Ressurreição do sorriso, da alegria de viver, do amor.
Ressurreição da amizade, da vontade de ser feliz.
Ressurreição dos sonhos, das lembranças.”
Um grande abraço!
Dado.
É O TIPO DE TEXTO QUE ASSINARIA EMBAIXO.
perfeito!!!
Concordamos maravilhosamente bem!
Somos únicos!!
:)
Muito complexo, não é Dado? Envolve campos demais da ciência além de nossa própria escolha.
Talvez a melhor resposta seja investigar o que temos dentro de si mesmos, em termos de direito – o que podemos fazer (não ter) para sermos felizes?
Até onde podemos ir sem ferir o outro? Porque é importante seguir padrões e adotar hábitos que nos mantem geração após geracão, infelizes?
Abraço – e bacana teu Blog
T§
É, Dado, você pôs o dedo na ferida. O relativismo é talvez o nosso maior desafio na atualidade. Nos nossos relacionamentos, acreditamos ser bastante inteligente acreditar que não há verdade objetiva. “Cada um tem a sua verdade”, isso parece ser um sinal de tolerância e respeito. Mas quando as divergências surgem, quem se refugia nisso é aquele que não quer abrir mão de “sua verdade”, numa obstinação que nada tem a ver com tolerância. No fundo, o relativismo é fechamento à comunhão.
E o problema do relativismo se estende para outros campos.
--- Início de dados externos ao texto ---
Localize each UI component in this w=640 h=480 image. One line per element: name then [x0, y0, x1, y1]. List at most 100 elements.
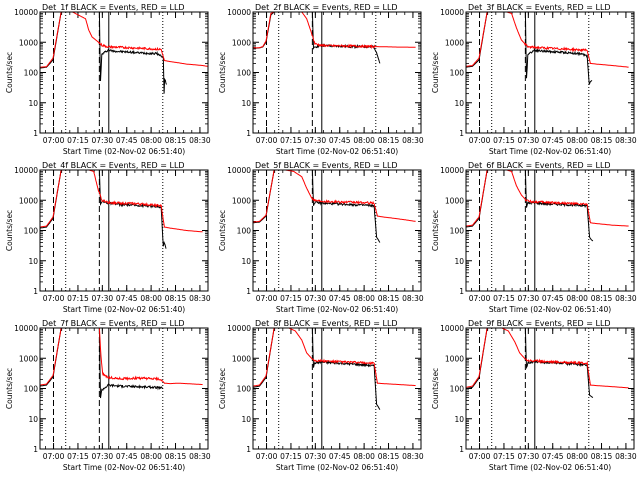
y-tick-label: 10	[241, 257, 251, 266]
series-lld-line	[253, 12, 416, 50]
panel-8: Det_8f BLACK = Events, RED = LLD Counts/s…	[218, 319, 424, 472]
y-tick-label: 1	[246, 129, 251, 138]
x-tick-label: 07:00	[256, 294, 278, 303]
panel-title: Det_1f BLACK = Events, RED = LLD	[42, 3, 185, 12]
panel-title: Det_5f BLACK = Events, RED = LLD	[255, 161, 398, 170]
panel-3: Det_3f BLACK = Events, RED = LLD Counts/s…	[431, 3, 637, 156]
x-tick-label: 07:30	[92, 294, 114, 303]
y-axis-label: Counts/sec	[431, 368, 440, 409]
series-events-line	[253, 12, 381, 64]
series-events-line	[466, 328, 594, 399]
panel-title: Det_3f BLACK = Events, RED = LLD	[468, 3, 611, 12]
x-tick-label: 08:15	[591, 294, 613, 303]
x-tick-label: 08:15	[591, 452, 613, 461]
y-tick-label: 100	[450, 69, 465, 78]
y-tick-label: 1	[33, 287, 38, 296]
plot-frame	[465, 11, 635, 134]
x-axis-label: Start Time (02-Nov-02 06:51:40)	[489, 305, 611, 314]
x-tick-label: 08:30	[402, 452, 424, 461]
y-tick-label: 1	[459, 445, 464, 454]
panel-title: Det_2f BLACK = Events, RED = LLD	[255, 3, 398, 12]
panel-title: Det_9f BLACK = Events, RED = LLD	[468, 319, 611, 328]
y-tick-label: 100	[237, 385, 252, 394]
y-tick-label: 1	[246, 445, 251, 454]
x-tick-label: 08:00	[566, 452, 588, 461]
series-lld-line	[40, 328, 203, 386]
plot-frame	[39, 327, 209, 450]
x-axis-label: Start Time (02-Nov-02 06:51:40)	[63, 463, 185, 472]
series-events-line	[40, 170, 167, 249]
x-tick-label: 07:45	[542, 452, 564, 461]
x-tick-label: 07:15	[493, 294, 515, 303]
x-tick-label: 07:00	[469, 452, 491, 461]
series-lld-line	[40, 12, 208, 68]
x-tick-label: 08:30	[189, 294, 211, 303]
plot-frame	[39, 169, 209, 292]
x-tick-label: 07:30	[305, 136, 327, 145]
panel-5: Det_5f BLACK = Events, RED = LLD Counts/s…	[218, 161, 424, 314]
x-axis-label: Start Time (02-Nov-02 06:51:40)	[63, 305, 185, 314]
x-tick-label: 07:45	[542, 294, 564, 303]
y-tick-label: 1000	[19, 38, 38, 47]
y-tick-label: 1000	[232, 196, 251, 205]
panel-title: Det_4f BLACK = Events, RED = LLD	[42, 161, 185, 170]
y-tick-label: 100	[450, 385, 465, 394]
y-tick-label: 10000	[227, 166, 251, 175]
x-tick-label: 08:00	[140, 136, 162, 145]
y-tick-label: 10	[241, 415, 251, 424]
x-tick-label: 07:00	[256, 452, 278, 461]
y-tick-label: 100	[237, 227, 252, 236]
series-events-line	[466, 170, 594, 242]
y-tick-label: 100	[237, 69, 252, 78]
x-axis-label: Start Time (02-Nov-02 06:51:40)	[489, 463, 611, 472]
x-tick-label: 07:15	[493, 136, 515, 145]
x-tick-label: 08:15	[165, 294, 187, 303]
x-tick-label: 08:15	[378, 294, 400, 303]
y-tick-label: 100	[450, 227, 465, 236]
x-tick-label: 07:15	[280, 452, 302, 461]
panel-2: Det_2f BLACK = Events, RED = LLD Counts/s…	[218, 3, 424, 156]
y-axis-label: Counts/sec	[5, 210, 14, 251]
x-tick-label: 07:15	[280, 136, 302, 145]
x-tick-label: 08:15	[591, 136, 613, 145]
y-tick-label: 1000	[19, 196, 38, 205]
x-tick-label: 07:15	[67, 452, 89, 461]
y-tick-label: 10	[28, 99, 38, 108]
y-tick-label: 10000	[440, 166, 464, 175]
panel-4: Det_4f BLACK = Events, RED = LLD Counts/s…	[5, 161, 211, 314]
x-tick-label: 08:00	[353, 136, 375, 145]
x-tick-label: 07:00	[43, 136, 65, 145]
x-axis-label: Start Time (02-Nov-02 06:51:40)	[489, 147, 611, 156]
y-tick-label: 1000	[232, 38, 251, 47]
series-lld-line	[253, 328, 416, 387]
x-tick-label: 08:15	[378, 452, 400, 461]
y-tick-label: 10000	[440, 8, 464, 17]
y-tick-label: 100	[24, 69, 39, 78]
x-tick-label: 08:30	[189, 136, 211, 145]
panel-title: Det_6f BLACK = Events, RED = LLD	[468, 161, 611, 170]
series-lld-line	[466, 170, 629, 227]
panel-9: Det_9f BLACK = Events, RED = LLD Counts/s…	[431, 319, 637, 472]
x-tick-label: 08:00	[353, 452, 375, 461]
x-tick-label: 07:15	[280, 294, 302, 303]
plot-frame	[465, 169, 635, 292]
x-tick-label: 07:45	[116, 452, 138, 461]
x-tick-label: 07:00	[469, 136, 491, 145]
x-tick-label: 07:30	[518, 136, 540, 145]
x-axis-label: Start Time (02-Nov-02 06:51:40)	[276, 463, 398, 472]
y-tick-label: 1	[33, 129, 38, 138]
series-lld-line	[466, 328, 629, 389]
x-tick-label: 07:30	[92, 452, 114, 461]
x-tick-label: 07:45	[329, 136, 351, 145]
y-tick-label: 10000	[227, 324, 251, 333]
y-tick-label: 1000	[232, 354, 251, 363]
x-tick-label: 07:30	[518, 452, 540, 461]
x-tick-label: 07:30	[305, 452, 327, 461]
x-tick-label: 08:30	[615, 452, 637, 461]
x-tick-label: 08:00	[140, 452, 162, 461]
y-axis-label: Counts/sec	[218, 210, 227, 251]
y-axis-label: Counts/sec	[5, 368, 14, 409]
x-tick-label: 08:00	[140, 294, 162, 303]
y-tick-label: 10	[454, 415, 464, 424]
x-tick-label: 08:15	[165, 452, 187, 461]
Quando se fala em Democracia, por exemplo, a maioria dos nossos contemporâneos acredita que só pode haver democracia num sistema de relativismo moral, em que a maioria possa decidir o que quiser. Mas, na verdade, a Democracia não se sustenta sem um conjunto de valores fundamentais (chamemo-los “direitos humanos”), que devem ser vividos em comum. Isso era muito claro para os primeiros teóricos da democracia (na época da independência americana), mas foi-se criando a idéia de que não podem haver valores perenes, objetivos e válidos para todos, e que isso é essencial à democracia. Num sistema relativista, a democracia é na verdade a lei do mais forte (hoje, especialmente, dos que detêm os meios para formar a opinião pública).
Infelizmente, o relativismo se infiltrou inclusive em muitos de nossos irmãos, na Igreja. A fé é muitas vezes vivida ao gosto de cada um. E a liturgia, “lex orandi”, é relativizada, quando vemos sacerdotes agindo mais como árbitros do que como ministros do mistério. Não à toa, a preocupação da Igreja nos últimos tempos. Muitos documentos sobre a Eucaristia foram escritos nos últimos anos:, Ecclesia de Eucharistia, Mane nobiscum Domine, Redemptoris sacramentum, Sacramentum caritatis. Sinal mais claro da preocupação da Igreja é impossível! Nossas celebrações refletem a nossa fé; se as celebrações são feitas “ao gosto de cada um”, talvez a fé também comece a ser: “lex orandi, lex credendi”.